We have modified our existing van in similar fashion. On Lesbos, our van was outfitted with more emergency supplies for treating hypothermia from pulling people off overcrowded boats and out of the water. There was risk for mass casualty incidents, drownings and near drownings. Here, we are handling problems, most of which are not immediately life threatening, but which are directly related to present living conditions and overcrowding: Upper respiratory infections, mostly viral, but some with bacterial complications. Vomiting, diarrhea and the like. We are also screening for for more serious conditions, and devising elaborate ways to send people needing hospital care 30 minutes away to the local hospital. If necessary, we manage emergent conditions as best that we can and wait for the Greek ambulance to arrive.
Everyday is a new adventure, as we do our very best to make order out of chaos. We start out at the “medical supply warehouse”, which is really a musty basement where we store donations from around the world. A few days ago, we had to sort through piles of boxes and suitcases full of stuff, some things that are useful to us and some things not. But thanks to a group of German medical students who spent 2 whole days building shelves and sorting meds into alphabetical order by drug name and by category, we can now find what we have and need in a fraction of the time.
Our medications are in English, German and in Greek. There are also some differences between the USA and Europe: e.g. Acetaminophen (Tylenol) is Paracetamol here. Even when we can figure out the generic ingredients in German and in Greek, we often discover that our European colleagues use different preparations for cough and cold than we use in the States, some that we have never heard of.
We have different groups of doctors, nurses and other allied health professionals every day, as many of our volunteers stay for a week or so, and then return home to their host countries. During the past week, I have worked shoulder to shoulder with health care providers from the UK, Ireland, Norway, Sweden, Germany, Switzerland, Austria and Catalonia, The cooperation and collegiality that I have experienced working along side these wonderful brothers and sisters has been inspiring and amazing!
We line up our mobile health van on the edge of camp, with special considerations for crowd control. We try our best to get people to cue up in 2 lines, and send people trying to cut the line back to the end. We have an intake person who pairs with a translator (mostly Arabic, but also Kurdish, Urdu and Pashtu). When we are limited by the number of translators, we employ local people to help with translation so that the lines don’t get too long. Then the patient is seen by a doctor working through the translator, who requests medications from a gofer/pharmacy technician who does her very best to keep order in the van. We typically have seen about 100 patients among 3 doctors in a 3 hour period in this way. Our notations are brief: Patient age, sex, assessment and treatment. We try our best to get specific names if we think follow up or specialty care is needed.

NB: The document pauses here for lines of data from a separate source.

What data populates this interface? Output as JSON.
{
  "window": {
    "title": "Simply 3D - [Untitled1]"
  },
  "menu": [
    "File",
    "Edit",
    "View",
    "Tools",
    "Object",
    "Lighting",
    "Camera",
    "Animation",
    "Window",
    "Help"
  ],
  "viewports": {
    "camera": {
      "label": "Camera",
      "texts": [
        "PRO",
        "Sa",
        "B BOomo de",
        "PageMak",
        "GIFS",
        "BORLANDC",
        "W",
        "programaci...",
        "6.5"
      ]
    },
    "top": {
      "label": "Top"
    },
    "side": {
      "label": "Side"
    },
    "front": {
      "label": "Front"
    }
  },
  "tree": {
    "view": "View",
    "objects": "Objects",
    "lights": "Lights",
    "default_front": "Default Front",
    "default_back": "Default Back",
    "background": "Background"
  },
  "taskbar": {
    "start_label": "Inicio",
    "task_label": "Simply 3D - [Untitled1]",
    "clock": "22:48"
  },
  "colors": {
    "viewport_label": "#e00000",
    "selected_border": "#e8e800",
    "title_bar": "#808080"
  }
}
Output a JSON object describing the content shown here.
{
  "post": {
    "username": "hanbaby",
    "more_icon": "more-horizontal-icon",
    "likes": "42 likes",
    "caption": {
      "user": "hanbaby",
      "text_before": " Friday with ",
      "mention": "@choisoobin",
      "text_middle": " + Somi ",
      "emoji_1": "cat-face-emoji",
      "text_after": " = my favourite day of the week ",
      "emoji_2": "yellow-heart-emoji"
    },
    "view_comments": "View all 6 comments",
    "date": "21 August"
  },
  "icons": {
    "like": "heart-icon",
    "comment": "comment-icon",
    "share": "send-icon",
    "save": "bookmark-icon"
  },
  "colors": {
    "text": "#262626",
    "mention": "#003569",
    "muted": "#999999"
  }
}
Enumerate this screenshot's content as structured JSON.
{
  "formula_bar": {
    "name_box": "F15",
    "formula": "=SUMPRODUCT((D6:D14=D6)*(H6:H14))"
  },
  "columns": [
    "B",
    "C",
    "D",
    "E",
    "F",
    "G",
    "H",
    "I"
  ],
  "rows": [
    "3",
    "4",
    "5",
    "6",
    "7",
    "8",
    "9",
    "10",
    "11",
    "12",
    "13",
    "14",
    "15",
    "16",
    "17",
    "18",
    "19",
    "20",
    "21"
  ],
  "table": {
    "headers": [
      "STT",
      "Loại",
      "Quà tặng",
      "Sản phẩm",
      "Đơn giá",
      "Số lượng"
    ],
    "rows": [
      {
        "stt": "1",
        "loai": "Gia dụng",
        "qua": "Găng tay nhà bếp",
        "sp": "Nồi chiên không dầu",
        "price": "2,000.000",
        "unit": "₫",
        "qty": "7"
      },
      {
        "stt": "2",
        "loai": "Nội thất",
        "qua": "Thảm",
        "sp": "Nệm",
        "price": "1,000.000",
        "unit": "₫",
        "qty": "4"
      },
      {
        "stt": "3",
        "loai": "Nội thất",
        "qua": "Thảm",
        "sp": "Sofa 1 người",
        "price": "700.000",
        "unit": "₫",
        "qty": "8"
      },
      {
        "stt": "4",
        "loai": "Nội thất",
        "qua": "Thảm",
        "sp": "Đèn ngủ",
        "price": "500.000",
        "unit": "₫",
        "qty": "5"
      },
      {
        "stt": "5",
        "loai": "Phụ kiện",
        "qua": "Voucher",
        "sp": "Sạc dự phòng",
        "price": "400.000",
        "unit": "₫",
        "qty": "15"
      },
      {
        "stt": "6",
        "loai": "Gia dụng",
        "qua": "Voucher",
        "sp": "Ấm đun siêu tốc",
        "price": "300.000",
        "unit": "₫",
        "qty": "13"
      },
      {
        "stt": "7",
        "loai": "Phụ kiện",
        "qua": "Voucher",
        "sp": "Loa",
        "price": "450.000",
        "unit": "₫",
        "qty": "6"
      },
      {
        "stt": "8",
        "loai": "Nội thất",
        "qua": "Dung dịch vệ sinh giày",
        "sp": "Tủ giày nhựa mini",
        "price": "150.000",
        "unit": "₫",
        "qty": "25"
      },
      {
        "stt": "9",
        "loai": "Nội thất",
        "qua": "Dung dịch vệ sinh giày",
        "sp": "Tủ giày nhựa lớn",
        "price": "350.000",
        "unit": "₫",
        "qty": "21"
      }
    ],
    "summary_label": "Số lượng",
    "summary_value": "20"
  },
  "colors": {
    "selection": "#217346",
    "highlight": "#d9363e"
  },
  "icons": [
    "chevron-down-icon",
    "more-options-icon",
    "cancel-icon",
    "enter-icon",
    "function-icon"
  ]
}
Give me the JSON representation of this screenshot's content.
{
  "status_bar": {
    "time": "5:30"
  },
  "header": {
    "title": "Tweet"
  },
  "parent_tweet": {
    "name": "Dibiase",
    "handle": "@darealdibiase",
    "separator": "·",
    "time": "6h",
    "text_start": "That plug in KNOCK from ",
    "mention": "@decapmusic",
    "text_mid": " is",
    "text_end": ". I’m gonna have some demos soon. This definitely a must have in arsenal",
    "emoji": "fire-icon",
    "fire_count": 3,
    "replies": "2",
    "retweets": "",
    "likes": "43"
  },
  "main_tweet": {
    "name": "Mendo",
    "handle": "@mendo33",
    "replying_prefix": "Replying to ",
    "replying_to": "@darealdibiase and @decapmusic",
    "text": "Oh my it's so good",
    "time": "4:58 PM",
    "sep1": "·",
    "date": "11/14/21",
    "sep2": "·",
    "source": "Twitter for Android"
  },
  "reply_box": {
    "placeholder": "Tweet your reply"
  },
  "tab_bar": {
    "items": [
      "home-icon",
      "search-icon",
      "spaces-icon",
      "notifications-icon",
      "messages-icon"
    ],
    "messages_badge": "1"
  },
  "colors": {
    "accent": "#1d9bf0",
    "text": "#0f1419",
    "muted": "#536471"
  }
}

Yesterday, I attended a general medical meeting with the medical director of Medecins San Frontieres (Doctors Without Borders) and the heads of some of the 20 plus NGO’s who are providing health care here in Idomeni. The purpose of this weekly meeting is to do strategic planning and coordination of medical services for the long term. In the next article, I will try and explain what some of the longer term goals are. But our targets keep moving and evolving.
Dr. Bill Dienst is a rural family and emergency room physician from North Central Washington. He has extensive experience in medical exchange programs in Veracruz, Mexico and in the West Bank and Gaza Strip. He is currently on assignment with Salaam Cultural Museum, a Seattle based nonprofit organization doing humanitarian and medical relief work in Lesbos and Idomeni, Greece.